For a set $Q$ of points in the plane and a real number $\delta \ge 0$, let $\mathbb{G}_\delta(Q)$ be the graph defined on $Q$ by connecting each pair of points at distance at most $\delta$. We consider the connectivity of $\mathbb{G}_\delta(Q)$ in the best scenario when the location of a few of the points is uncertain, but we know for each uncertain point a line segment that contains it. More precisely, we consider the following optimization problem: given a set $P$ of $n-k$ points in the plane and a set $S$ of $k$ line segments in the plane, find the minimum $\delta\ge 0$ with the property that we can select one point $p_s\in s$ for each segment $s\in S$ and the corresponding graph $\mathbb{G}_\delta ( P\cup \{ p_s\mid s\in S\})$ is connected. It is known that the problem is NP-hard. We provide an algorithm to exactly compute an optimal solution in $O(f(k) n \log n)$ time, for a computable function $f(\cdot)$. This implies that the problem is FPT when parameterized by $k$. The best previous algorithm uses $O((k!)^k k^{k+1}\cdot n^{2k})$ time and computes the solution up to fixed precision.

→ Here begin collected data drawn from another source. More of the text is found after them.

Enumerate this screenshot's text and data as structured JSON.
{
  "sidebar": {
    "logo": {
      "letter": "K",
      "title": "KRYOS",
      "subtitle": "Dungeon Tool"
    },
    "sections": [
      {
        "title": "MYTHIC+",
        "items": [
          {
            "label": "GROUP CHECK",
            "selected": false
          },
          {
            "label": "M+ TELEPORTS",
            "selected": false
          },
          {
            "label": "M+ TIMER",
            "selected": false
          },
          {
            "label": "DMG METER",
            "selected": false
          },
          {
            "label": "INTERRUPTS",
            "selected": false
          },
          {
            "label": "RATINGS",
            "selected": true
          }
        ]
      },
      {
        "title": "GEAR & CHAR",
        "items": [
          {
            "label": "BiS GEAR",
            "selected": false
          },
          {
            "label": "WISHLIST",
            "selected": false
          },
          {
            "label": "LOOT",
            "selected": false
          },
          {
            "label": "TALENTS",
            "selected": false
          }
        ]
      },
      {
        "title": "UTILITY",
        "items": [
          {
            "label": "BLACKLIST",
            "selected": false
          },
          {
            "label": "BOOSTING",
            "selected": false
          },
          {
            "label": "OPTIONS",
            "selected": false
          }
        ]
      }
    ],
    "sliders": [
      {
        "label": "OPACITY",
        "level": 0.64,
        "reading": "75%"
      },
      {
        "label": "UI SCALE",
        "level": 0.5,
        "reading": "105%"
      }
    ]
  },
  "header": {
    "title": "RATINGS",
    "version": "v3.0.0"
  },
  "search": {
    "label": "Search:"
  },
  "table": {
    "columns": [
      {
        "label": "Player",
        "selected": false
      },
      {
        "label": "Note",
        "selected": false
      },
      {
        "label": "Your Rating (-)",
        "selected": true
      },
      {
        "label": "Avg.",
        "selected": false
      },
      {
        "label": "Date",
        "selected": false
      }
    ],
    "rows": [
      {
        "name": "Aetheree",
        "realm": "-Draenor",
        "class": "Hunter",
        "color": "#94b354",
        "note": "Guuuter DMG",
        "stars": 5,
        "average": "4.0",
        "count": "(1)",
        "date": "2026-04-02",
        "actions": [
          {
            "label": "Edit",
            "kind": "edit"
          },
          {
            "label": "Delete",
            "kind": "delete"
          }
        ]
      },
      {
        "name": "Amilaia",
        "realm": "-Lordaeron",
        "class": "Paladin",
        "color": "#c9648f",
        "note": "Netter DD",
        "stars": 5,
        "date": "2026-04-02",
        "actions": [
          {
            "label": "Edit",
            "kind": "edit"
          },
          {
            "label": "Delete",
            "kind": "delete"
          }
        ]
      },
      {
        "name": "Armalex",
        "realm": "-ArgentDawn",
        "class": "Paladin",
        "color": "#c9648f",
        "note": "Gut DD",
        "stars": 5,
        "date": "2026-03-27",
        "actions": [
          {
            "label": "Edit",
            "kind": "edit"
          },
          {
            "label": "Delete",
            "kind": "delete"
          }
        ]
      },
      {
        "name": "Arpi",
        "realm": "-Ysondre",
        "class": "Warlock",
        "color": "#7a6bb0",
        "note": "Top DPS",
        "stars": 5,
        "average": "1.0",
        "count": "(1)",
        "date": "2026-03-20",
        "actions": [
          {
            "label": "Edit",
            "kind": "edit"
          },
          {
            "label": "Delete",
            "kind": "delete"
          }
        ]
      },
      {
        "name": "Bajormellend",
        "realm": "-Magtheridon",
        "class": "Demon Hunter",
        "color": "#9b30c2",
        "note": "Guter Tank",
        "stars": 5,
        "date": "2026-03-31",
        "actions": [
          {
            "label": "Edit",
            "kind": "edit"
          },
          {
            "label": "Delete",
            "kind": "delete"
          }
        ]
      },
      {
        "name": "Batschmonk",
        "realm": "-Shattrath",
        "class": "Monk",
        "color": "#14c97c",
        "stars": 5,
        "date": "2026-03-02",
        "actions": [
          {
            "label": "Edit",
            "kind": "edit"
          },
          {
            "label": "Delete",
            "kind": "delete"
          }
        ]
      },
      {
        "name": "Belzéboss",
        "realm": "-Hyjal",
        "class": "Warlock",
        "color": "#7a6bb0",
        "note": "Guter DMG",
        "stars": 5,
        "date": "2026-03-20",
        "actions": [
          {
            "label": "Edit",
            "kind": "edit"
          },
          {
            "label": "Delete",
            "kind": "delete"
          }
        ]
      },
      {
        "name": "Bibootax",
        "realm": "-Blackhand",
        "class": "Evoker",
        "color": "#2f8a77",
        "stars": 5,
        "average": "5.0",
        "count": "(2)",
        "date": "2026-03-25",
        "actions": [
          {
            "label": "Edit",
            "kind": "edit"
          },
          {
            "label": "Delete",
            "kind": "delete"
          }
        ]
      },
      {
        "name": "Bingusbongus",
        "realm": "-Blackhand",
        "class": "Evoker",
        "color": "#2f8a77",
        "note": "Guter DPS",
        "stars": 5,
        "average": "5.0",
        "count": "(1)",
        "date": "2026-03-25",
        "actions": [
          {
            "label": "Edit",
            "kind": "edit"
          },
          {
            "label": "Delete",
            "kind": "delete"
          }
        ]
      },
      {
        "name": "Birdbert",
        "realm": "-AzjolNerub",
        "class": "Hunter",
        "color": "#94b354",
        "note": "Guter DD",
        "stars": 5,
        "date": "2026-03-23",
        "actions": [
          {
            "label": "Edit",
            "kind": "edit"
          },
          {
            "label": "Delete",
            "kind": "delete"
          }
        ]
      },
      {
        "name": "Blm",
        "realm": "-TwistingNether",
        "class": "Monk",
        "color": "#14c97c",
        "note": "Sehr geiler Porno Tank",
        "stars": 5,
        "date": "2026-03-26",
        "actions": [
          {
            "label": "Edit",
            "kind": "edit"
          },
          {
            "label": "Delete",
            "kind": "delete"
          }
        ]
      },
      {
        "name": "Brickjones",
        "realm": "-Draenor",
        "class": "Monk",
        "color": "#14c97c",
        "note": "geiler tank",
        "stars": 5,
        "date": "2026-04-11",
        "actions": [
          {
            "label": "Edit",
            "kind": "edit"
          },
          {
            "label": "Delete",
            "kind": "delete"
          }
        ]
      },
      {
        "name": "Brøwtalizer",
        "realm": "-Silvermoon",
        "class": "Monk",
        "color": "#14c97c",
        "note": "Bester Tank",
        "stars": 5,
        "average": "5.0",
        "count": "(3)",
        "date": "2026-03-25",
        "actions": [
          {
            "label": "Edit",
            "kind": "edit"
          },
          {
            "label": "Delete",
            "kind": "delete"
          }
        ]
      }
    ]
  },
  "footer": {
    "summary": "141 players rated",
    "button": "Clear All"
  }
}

翻译：对于平面上的点集 $Q$ 和实数 $\delta \ge 0$，设 $\mathbb{G}_\delta(Q)$ 为在 $Q$ 上定义的图，其中每对距离不超过 $\delta$ 的点之间均存在连接。我们考虑在少数点的位置存在不确定性时 $\mathbb{G}_\delta(Q)$ 在最优场景下的连通性，但已知每个不确定点位于某条线段内。更精确地，我们考虑以下优化问题：给定平面上的 $n-k$ 个点集 $P$ 和平面上的 $k$ 条线段集 $S$，求最小的 $\delta\ge 0$，使得对于每条线段 $s\in S$，我们可选择一点 $p_s\in s$，且相应的图 $\mathbb{G}_\delta ( P\cup \{ p_s\mid s\in S\})$ 是连通的。已知该问题是 NP-困难的。我们提供一种算法，可在 $O(f(k) n \log n)$ 时间内精确计算最优解，其中 $f(\cdot)$ 为可计算函数。这表明该问题在参数 $k$ 下是 FPT 的。此前最优算法的时间复杂度为 $O((k!)^k k^{k+1}\cdot n^{2k})$，且仅能计算到固定精度的解。